Obtaining and Installing Red Hat Linux

Created on January 22, 1998
Last updated January 22, 1998
Written by Joshua Go

Ordering a CD-ROM

Ordering a CD-ROM would probably be the smart thing to do. You save a lot of time (in downloading), bandwidth, and money, and you don't have to figure out where to download it to.

Red Hat CD-ROMs are available from companies such as CheapBytes and Linux Systems Labs. Those are very nicely priced, and basically you're just paying for what's available through FTP. It's missing stuff that's in the official Red Hat release, such as a commercial X server (Metro-X), a RealAudio server, some backup tool called Bru Backup, and printed documentation.

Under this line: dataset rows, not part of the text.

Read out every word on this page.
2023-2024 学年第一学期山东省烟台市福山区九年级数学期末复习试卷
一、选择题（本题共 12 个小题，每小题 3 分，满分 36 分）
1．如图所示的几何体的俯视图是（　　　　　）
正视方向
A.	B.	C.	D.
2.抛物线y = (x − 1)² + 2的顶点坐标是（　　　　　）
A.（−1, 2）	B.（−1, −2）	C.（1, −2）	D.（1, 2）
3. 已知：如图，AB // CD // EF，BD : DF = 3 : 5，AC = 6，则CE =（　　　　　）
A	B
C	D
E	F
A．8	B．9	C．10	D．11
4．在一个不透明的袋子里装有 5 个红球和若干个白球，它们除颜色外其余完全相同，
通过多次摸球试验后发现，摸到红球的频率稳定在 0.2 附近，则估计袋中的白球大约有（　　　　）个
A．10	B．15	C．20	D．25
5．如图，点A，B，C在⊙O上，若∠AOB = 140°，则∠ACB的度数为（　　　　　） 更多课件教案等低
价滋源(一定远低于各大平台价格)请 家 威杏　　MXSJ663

Downloading to Your Hard Drive

Creating the Partitions

The process I am about to describe is when you're running fdisk, the Linux partition program, during Red Hat installation. I think it's also similar (if not the same) for running the program called FIPS.EXE, which can be found in the \DOSUTILS directory on the CD-ROM.

Running the Linux Partition Utility

This utility is called fdisk and can be run when you're already in Linux. However, since you're going to install Linux, you're not going to type fdisk as if you were already in Linux. Red Hat's installation program will ask if your partitions are ready and set up.